Termination of the lease sold without the lessor’s consent

Termination of the lease sold without the lessor's consent traesch lawyer

A lessee who assigns his commercial lease without the lessor’s authorization, even though this is required by the commercial lease, is liable to have his commercial lease terminated by the court. Such a breach is sufficiently serious to justify termination, even without any particular prejudice to the lessor. This is the case, for example, of a clause stipulating that “the transfer may only take place in the presence of the lessor, or with him duly summoned”.

The need for judicial authorization in the event of disagreement on the part of the lessor

If the lessor disagrees, the lessee must obtain judicial authorization.

Silence and lack of opposition on the part of an uninformed landlord

In the event of silence on the part of the owners, and in the absence of any express opposition, judges consider that failure to comply with the clause in the lease requiring the lessor’s written consent to any transfer is not serious enough to justify termination. (Cass. civ. 3, 20-10-1971, n° 70-12.995, published, n° 504)
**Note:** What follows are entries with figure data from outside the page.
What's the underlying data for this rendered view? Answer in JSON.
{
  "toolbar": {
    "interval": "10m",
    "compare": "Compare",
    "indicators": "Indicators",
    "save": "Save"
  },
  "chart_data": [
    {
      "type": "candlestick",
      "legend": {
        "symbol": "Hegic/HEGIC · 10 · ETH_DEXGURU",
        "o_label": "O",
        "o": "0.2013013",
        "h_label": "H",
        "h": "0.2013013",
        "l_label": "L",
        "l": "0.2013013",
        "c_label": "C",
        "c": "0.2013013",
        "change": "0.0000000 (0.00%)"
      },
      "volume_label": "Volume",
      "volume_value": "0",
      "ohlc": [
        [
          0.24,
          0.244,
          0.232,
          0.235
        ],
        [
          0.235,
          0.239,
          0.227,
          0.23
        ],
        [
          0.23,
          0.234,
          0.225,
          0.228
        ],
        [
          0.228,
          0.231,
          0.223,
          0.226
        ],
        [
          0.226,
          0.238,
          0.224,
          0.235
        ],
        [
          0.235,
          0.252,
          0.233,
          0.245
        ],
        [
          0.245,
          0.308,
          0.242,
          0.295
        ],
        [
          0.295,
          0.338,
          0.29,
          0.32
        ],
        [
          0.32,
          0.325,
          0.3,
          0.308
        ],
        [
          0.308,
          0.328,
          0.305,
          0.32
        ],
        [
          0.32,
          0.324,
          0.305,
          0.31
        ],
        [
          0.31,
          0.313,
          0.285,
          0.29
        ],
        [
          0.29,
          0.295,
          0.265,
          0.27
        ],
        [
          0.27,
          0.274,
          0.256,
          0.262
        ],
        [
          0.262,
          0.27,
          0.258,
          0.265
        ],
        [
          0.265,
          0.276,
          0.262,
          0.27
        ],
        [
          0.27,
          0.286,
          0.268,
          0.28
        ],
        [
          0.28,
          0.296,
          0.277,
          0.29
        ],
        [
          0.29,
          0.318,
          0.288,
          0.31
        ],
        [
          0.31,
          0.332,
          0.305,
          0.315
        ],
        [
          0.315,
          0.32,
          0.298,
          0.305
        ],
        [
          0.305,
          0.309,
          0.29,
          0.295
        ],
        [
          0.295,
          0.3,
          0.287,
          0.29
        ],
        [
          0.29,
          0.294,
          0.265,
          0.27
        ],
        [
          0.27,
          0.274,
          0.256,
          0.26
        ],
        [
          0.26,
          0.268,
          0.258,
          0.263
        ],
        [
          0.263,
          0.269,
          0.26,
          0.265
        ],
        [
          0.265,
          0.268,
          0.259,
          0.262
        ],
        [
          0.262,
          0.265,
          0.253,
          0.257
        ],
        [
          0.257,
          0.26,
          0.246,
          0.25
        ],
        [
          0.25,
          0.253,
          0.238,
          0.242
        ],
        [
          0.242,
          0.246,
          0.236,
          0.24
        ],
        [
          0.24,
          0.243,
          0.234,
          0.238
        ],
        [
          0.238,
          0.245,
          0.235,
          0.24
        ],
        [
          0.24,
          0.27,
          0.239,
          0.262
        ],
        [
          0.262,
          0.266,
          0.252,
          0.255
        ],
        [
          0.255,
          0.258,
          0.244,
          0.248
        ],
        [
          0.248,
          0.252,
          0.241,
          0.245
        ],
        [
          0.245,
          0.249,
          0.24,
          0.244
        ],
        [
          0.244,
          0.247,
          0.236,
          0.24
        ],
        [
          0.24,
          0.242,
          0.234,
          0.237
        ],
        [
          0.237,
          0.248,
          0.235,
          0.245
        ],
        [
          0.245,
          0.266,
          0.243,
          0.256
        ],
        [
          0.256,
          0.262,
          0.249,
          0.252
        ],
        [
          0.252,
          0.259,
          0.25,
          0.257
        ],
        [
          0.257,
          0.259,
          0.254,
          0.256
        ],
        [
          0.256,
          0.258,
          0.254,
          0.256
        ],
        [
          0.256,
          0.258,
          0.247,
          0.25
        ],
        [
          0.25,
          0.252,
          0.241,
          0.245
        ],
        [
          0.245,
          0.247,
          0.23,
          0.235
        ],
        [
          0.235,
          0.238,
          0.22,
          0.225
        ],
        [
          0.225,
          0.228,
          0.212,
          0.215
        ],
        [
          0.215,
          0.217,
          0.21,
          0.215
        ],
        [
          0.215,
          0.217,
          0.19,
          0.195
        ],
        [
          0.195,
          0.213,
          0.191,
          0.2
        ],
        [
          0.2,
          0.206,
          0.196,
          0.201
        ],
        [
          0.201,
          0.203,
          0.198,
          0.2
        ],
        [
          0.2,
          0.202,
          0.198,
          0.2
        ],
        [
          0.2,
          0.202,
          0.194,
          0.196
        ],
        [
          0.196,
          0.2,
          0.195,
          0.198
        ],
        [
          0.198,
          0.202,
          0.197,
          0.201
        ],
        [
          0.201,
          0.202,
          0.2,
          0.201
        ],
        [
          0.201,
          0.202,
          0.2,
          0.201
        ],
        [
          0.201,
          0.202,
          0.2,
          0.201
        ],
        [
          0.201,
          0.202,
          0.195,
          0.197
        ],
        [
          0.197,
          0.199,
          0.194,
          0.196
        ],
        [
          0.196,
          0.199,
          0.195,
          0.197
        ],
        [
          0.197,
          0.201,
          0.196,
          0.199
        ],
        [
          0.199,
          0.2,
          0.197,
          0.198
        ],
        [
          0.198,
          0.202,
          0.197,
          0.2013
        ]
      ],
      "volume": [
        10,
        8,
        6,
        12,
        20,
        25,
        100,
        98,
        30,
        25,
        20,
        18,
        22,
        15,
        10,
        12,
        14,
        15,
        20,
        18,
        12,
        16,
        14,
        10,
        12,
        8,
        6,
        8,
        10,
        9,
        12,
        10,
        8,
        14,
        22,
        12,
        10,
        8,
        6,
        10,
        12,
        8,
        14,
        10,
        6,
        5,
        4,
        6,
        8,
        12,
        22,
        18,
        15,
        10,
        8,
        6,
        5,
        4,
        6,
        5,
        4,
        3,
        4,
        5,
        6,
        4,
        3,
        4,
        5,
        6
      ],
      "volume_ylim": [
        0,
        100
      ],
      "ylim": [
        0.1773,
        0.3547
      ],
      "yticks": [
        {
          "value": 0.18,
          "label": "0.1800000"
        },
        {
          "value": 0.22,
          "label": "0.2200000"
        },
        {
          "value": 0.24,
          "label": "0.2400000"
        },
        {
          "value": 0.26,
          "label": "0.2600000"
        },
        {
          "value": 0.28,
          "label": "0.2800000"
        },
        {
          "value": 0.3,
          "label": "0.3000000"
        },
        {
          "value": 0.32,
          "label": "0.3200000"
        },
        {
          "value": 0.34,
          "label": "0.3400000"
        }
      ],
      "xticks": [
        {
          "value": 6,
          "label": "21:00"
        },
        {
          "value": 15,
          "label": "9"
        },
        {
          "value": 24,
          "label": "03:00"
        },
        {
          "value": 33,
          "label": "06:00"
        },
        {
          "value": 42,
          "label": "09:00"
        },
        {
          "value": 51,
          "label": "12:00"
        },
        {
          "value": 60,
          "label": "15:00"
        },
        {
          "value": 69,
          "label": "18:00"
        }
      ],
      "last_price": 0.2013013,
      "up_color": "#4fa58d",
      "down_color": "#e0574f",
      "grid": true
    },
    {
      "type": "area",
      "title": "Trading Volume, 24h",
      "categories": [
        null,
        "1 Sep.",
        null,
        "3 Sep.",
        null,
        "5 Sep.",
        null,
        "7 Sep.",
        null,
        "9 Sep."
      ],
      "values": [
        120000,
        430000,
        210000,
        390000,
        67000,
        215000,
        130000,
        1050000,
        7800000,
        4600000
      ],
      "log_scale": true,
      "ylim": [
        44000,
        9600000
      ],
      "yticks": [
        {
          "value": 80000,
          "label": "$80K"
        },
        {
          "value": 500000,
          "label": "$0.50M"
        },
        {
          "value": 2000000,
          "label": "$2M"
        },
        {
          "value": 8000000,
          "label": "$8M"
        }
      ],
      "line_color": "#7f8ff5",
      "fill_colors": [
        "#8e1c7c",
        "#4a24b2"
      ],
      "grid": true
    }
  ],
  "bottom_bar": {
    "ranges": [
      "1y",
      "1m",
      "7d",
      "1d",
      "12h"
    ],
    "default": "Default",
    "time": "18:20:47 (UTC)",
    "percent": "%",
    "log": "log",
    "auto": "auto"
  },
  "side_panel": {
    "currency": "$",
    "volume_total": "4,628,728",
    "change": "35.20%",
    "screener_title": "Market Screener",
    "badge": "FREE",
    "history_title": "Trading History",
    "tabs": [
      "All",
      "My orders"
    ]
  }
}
Knowledge of the assignment and collection of rent is not always sufficient, depending on the lease.

If the commercial lease specifies that no tolerance on the part of the lessor could create rights in favor of the lessee, the lessor, having knowledge of the assignment and of the payment of rent by the new lessee, does not accept the assignment by regularizing a posteriori his absence from the deed of assignment of the commercial lease.